Role of replication time in the control of tissue-specific gene expression

G P Holmquist. Am J Hum Genet. 1987 Feb.

Abstract

Late-replicating chromatin in vertebrates is repressed. Housekeeping (constitutively active) genes always replicate early and are in the early-replicating R-bands. Tissue-specific genes are usually in the late-replicating G-bands and therein almost always replicate late. Within the G-bands, however, a tissue-specific gene does replicate early in those cell types that express that particular gene. While the condition of late replication may simply be coincident with gene repression, we review evidence suggesting that late replication may actively determine repression.
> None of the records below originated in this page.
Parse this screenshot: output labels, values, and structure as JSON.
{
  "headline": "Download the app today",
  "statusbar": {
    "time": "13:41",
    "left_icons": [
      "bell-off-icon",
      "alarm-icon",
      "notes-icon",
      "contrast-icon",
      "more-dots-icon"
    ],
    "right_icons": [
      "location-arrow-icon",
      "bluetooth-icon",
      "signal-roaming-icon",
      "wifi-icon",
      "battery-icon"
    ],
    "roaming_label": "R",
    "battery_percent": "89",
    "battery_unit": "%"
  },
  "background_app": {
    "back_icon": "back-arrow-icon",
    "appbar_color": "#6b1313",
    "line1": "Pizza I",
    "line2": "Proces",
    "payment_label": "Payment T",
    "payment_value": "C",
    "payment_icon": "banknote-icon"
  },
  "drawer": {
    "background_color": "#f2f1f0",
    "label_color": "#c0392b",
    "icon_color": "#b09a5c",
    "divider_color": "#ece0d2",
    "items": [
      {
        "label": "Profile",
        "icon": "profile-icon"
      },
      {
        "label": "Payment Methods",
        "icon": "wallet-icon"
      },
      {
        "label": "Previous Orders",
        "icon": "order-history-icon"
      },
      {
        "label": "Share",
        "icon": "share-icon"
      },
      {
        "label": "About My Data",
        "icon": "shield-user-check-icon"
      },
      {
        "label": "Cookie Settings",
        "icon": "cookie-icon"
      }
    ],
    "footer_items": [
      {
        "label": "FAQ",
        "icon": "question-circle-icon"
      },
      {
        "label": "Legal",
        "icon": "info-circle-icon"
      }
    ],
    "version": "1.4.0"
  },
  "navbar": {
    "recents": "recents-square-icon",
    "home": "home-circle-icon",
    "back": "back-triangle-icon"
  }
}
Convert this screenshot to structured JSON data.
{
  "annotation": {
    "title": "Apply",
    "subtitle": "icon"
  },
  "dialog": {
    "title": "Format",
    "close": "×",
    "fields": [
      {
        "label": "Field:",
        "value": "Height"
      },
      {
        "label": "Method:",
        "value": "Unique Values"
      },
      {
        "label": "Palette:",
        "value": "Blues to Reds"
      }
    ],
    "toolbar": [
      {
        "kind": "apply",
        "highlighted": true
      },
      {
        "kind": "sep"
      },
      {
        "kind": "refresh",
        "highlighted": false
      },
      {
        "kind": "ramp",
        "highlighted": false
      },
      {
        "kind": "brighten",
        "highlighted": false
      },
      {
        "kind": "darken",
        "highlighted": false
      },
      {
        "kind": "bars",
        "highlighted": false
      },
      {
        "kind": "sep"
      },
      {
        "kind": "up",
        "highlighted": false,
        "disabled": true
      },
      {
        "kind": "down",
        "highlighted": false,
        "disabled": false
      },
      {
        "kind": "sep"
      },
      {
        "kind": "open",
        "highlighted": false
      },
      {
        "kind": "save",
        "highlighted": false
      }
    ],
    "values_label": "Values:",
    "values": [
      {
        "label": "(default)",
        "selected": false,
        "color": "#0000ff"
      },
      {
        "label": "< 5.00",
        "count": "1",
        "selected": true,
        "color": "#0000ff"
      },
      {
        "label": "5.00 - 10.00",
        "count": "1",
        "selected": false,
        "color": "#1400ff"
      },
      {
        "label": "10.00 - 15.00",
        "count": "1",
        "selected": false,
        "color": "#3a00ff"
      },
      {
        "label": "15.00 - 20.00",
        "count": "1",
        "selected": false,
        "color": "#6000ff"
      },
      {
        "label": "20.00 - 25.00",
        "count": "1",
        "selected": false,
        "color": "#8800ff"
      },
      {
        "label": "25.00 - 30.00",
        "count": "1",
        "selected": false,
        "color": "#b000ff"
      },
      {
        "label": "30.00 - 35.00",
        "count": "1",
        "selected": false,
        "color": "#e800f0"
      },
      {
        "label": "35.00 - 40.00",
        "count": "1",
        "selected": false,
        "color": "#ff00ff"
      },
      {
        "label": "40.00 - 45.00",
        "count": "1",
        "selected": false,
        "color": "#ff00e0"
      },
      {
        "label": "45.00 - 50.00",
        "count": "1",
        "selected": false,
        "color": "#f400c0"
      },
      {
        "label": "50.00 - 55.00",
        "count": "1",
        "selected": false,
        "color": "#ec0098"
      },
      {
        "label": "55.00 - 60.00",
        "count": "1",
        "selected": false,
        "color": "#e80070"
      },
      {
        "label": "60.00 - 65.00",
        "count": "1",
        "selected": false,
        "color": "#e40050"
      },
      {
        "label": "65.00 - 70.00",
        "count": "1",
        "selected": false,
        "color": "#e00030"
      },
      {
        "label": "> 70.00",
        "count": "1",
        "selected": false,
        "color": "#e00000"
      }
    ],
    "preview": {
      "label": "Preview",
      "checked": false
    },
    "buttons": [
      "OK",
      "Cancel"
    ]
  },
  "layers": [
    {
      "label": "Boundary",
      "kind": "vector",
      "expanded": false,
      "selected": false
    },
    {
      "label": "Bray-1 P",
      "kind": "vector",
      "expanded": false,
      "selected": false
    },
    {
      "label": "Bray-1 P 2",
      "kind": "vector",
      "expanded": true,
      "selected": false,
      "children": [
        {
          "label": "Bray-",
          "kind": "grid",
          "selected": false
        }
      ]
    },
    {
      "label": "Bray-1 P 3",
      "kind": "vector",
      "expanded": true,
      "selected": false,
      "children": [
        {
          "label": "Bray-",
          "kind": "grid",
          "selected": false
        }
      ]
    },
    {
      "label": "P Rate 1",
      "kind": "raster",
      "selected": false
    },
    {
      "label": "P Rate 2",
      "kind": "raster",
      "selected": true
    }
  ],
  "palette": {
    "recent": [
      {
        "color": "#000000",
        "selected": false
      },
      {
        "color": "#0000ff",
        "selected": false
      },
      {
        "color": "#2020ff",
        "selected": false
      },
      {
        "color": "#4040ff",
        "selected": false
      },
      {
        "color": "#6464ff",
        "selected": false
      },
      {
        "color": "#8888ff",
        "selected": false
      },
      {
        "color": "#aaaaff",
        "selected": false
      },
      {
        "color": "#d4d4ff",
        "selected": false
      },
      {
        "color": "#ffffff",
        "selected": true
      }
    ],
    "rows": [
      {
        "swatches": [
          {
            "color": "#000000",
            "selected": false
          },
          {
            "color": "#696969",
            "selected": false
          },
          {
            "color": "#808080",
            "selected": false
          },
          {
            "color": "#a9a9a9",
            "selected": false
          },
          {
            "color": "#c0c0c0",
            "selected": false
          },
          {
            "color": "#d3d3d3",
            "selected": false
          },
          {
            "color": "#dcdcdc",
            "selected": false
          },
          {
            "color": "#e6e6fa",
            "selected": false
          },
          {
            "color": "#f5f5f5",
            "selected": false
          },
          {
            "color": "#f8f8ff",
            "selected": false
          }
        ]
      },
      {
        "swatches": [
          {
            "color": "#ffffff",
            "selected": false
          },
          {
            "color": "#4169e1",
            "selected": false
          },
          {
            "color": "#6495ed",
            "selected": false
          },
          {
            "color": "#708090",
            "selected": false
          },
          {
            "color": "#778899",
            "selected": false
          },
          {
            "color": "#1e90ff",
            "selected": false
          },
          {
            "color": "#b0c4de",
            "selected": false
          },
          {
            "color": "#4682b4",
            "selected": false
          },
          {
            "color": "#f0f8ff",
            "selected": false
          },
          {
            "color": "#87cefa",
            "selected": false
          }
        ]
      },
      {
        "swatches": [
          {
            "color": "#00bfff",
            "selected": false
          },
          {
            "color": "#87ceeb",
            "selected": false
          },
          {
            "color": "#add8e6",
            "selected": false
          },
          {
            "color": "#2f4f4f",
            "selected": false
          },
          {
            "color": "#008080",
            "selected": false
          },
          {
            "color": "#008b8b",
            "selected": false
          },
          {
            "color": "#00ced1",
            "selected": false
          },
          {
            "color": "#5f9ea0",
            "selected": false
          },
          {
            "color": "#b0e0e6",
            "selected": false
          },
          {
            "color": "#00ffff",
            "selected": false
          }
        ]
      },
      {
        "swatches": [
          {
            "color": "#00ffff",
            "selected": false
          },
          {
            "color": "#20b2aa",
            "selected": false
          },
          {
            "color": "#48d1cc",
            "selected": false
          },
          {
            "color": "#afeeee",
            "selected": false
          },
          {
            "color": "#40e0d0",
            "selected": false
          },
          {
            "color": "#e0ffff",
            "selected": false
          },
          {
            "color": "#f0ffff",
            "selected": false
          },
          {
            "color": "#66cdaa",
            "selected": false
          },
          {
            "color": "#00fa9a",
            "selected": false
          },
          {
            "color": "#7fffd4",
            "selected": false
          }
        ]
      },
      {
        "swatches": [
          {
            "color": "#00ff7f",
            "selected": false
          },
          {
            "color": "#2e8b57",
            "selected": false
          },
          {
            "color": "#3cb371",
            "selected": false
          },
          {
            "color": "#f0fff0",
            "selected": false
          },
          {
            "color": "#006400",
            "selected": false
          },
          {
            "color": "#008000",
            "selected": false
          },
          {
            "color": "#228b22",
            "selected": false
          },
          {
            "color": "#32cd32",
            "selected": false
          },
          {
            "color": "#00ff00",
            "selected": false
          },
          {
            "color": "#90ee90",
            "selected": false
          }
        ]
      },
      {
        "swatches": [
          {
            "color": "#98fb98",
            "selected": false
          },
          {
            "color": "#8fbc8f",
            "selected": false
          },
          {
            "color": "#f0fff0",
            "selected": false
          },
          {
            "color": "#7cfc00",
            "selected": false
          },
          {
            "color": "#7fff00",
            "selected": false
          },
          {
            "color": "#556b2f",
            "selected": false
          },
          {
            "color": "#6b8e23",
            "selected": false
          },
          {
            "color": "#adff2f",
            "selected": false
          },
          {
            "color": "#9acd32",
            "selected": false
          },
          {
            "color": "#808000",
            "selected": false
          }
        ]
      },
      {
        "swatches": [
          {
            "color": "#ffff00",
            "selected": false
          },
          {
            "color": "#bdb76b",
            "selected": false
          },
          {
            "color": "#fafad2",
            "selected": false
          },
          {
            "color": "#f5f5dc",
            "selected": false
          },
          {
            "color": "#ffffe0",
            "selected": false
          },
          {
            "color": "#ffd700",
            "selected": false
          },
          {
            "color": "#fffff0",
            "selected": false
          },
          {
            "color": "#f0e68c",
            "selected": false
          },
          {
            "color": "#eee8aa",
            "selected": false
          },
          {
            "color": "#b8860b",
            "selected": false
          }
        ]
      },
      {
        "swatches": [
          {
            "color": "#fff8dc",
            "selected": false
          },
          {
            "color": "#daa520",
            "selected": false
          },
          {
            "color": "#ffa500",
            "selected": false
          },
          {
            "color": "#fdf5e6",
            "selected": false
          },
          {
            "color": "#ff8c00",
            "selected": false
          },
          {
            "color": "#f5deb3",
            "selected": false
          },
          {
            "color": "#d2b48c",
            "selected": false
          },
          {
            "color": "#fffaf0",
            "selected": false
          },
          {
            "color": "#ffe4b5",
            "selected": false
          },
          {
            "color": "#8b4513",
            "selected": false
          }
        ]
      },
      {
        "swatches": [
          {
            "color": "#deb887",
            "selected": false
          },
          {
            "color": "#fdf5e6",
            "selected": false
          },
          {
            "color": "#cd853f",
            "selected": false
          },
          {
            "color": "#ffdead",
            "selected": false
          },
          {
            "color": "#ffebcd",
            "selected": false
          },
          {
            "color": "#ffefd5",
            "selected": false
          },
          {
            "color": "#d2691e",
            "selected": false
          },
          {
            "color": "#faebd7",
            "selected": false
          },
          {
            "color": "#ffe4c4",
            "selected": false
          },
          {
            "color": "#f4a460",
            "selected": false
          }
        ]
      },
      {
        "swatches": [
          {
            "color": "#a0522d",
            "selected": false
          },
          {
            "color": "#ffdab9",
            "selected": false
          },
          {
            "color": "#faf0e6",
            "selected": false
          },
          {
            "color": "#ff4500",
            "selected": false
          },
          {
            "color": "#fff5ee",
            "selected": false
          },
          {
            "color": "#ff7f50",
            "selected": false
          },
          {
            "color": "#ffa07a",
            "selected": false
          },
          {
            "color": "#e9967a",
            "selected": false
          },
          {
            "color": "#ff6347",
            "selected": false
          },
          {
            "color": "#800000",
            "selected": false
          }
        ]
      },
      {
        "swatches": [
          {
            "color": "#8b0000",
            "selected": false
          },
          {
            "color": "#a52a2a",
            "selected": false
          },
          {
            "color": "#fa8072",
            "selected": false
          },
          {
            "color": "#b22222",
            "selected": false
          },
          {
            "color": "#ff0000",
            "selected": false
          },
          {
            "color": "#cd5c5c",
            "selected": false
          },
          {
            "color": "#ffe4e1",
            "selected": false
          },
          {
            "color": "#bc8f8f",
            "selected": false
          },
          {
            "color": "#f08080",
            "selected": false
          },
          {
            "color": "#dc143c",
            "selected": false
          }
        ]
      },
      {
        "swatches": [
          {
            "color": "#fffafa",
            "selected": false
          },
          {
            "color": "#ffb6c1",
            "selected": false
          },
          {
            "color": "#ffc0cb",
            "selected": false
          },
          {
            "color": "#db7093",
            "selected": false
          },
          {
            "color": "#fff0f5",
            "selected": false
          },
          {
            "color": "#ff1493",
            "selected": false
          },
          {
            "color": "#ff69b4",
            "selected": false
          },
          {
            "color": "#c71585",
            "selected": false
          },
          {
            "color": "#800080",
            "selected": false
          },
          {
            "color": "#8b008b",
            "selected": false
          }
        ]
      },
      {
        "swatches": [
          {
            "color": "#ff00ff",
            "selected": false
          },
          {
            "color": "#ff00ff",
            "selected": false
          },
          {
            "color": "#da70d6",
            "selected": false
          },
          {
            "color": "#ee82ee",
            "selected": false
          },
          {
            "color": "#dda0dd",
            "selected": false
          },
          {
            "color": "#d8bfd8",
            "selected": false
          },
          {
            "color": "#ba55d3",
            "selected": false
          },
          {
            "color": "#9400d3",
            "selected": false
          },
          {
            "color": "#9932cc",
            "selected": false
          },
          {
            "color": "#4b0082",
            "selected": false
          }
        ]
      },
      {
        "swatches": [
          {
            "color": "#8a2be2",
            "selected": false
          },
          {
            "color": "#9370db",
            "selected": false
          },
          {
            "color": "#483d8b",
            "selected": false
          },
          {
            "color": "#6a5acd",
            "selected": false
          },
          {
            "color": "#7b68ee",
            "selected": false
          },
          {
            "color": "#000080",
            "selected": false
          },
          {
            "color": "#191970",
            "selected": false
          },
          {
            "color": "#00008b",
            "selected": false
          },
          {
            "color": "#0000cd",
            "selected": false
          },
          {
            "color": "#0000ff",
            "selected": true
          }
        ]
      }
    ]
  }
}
As mammals utilize a developmental program to Lyonize (facultatively heterochromatinize) whole X chromosomes to a late-replicating and somatically heritable repressed state, similarly another program seems to Lyonize individual replicons. In frogs, all genes begin embryogenesis by replicating during a very short interval. As the developmental potency of embryonic cells becomes restricted, late-replicating DNA gradually appears. This addition to the repertoire of gene control--i.e., repression via Lyonization of individual replicons--seems to have evolved in vertebrates with G-bands being a manifestation of the mechanism.